When there are issues such as unsatisfied customers, decreasing market share, poor quality, etc. you have to understand the root cause of the issue. Root cause analysis is an important step to enable companies to make the right changes to prevent faults from happening over and over again. There are three ways of dealing with recurrent problems. We can:
- Ignore them.
- Perform a temporary fix.
- Get to the bottom of why they’re happening in the first place.
Dig out the Root Cause
- If we take the first option, the problem will never be solved and could escalate.
- If we take option two, it is the equivalent of painting over a stain or sticking a piece of tape over a leak and hoping it will hold – you’re treating the symptoms, but not the cause.
- Taking the third option, i.e. analyzing the root cause, is the most time consuming, but should allow you to take steps to ensure that the problem never occurs in the future.
For example: If your problem is that your car won’t start, the cause could be that it has no fuel. The root cause of this could then be that you forgot to fill up the tank, and the corrective action is, of course, to find some fuel. Root Cause Analysis (RCA) can be decomposed into 4 steps:
- Identify and describe clearly the problem – Write down the specific problem. Writing the issue helps you formalize the problem and describe it completely. It also helps a team focus on the same problem.

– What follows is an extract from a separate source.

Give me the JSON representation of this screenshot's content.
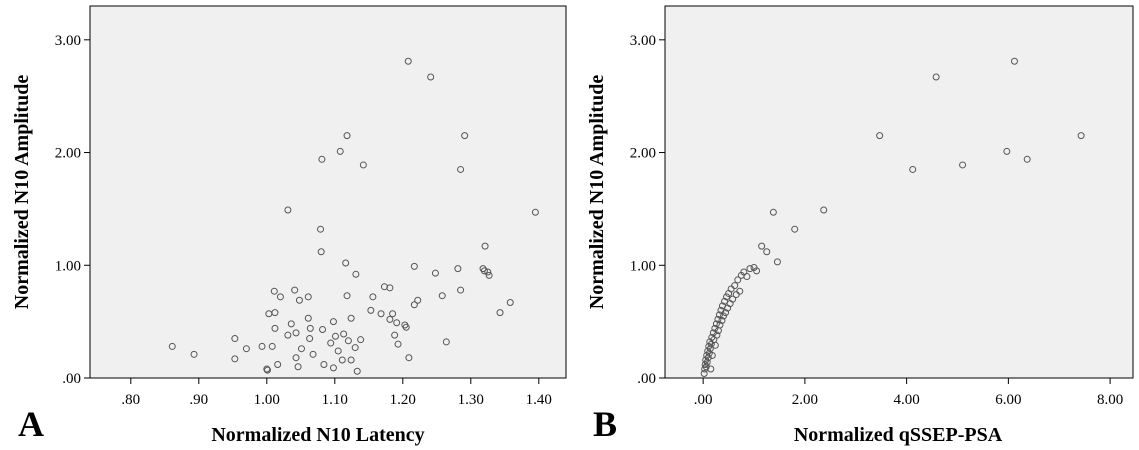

- Identify any issues that contributed to the problem – Ask Why the problem happens and write the answer down below the problem
- Determine root causes – If the answer you just provided doesn’t identify the root cause of the problem that you wrote down in Step 1, ask Why again and write that answer down. Repeat and until the team is in agreement that the problem’s root cause is identified. Again, this may take fewer or more times than five Whys.
- Identify recommendations for the recurrence of problems in the future and implement the necessary solutions
RCA generally serves as input to a remediation process whereby corrective actions are taken to prevent the problem from reoccurring. The name of this process varies from one application domain to another.
Prioritize Solutions for RCA with Solution Selection Matrix
Once you had conducted the Root Cause Analysis, now it is time to formulate the action plan for improvement. We can use the Solution Selection Matrix as a tool for developing our action plan by using the findings obtained in the RCA. It should be done in a team that should involve the right stakeholders, managers, and decision-makers to more buy-in for the implementation plan.
A solution selection matrix will contain the following:
- The problem we’re trying to solve.
- The root causes attached to the problem, in a horizontal tree hierarchy diagram.
- The practical solutions attached to each root cause at the bottom of the tree structure diagram
- Then, identify several attributes to determine the effectiveness or feasibility of the proposed solutions. A Solution Selection Matrix template is shown below:
Use Solution Selection Matrix Standalone
A selection matrix (also known as a prioritization matrix) is a ranking technique used to evaluate potential projects, problems, alternatives or remedies based on specific criteria or quality dimensions. It is an analytical approach to pick the winning solution for deployment. Depending on what the company would like to achieve, i.e. does the group want a project with the greatest return on investment (ROI) or one that can be implemented quickly? The evaluation criteria could be based on time impact, cost impact, and other factors.
The results of the analysis are shown in the overall score column. Higher the score better is the solution in meeting the four requirements.